Artifacts are for default implemenation:

org.gecko.search
org.gecko.search.document
org.gecko.search.suggest - optional for suggest support

for EMF additionally:

org.gecko.emf.search
org.gecko.emf.search.suggest - - optional for EMF suggest support

Finally the Lucene dependencies are needed as well.

The implementation is based on Lucene 9.8.0 dependencies. The latest version is 1.4.x

Lucene and OSGi

Because the Lucene jars are not OSGi compatible, we added this support.
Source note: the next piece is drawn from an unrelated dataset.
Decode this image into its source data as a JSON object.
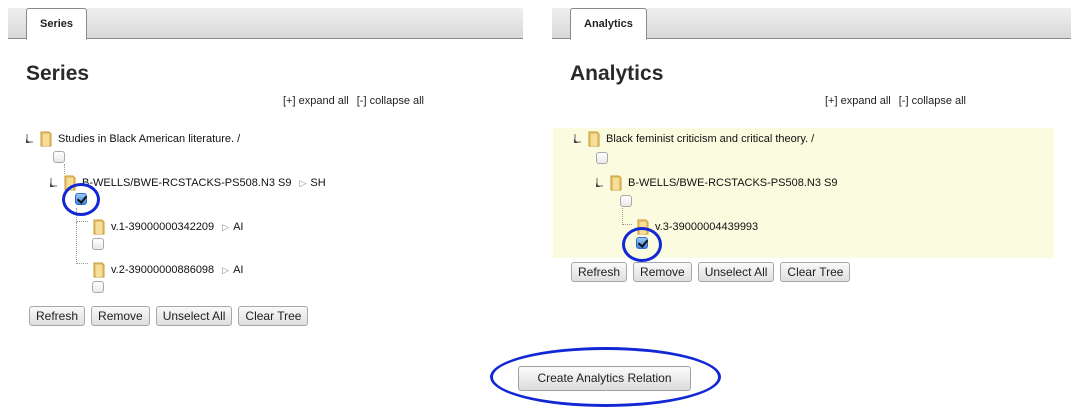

You can find the releases at Maven Central:

<dependency>
    <groupId>org.geckoprojects.search</groupId>
    <artifactId>org.apache.lucene.core</artifactId>
    <version>9.8.0</version>
</dependency>

We also provide:

org.apache.lucene.analysis.icu
org.apache.lucene.analysis.morfologik
org.apache.lucene.analysis.opennlp
org.apache.lucene.analysis.phonetic
org.apache.lucene.backward.codecs
org.apache.lucene.benchmark
org.apache.lucene.classification
org.apache.lucene.codecs
org.apache.lucene.core (core - analysis-common)
org.apache.lucene.expressions
org.apache.lucene.facet
org.apache.lucene.grouping
org.apache.lucene.highlighter
org.apache.lucene.join
org.apache.lucene.memory
org.apache.lucene.misc
org.apache.lucene.monitor
org.apache.lucene.queries
org.apache.lucene.queryparser
org.apache.lucene.spatial (spatial3d + spatial-extras)
org.apache.lucene.suggest

Gecko Search Bnd Libraries

For improved handling in bndtools, we provide as set of bnd libraries and project templates.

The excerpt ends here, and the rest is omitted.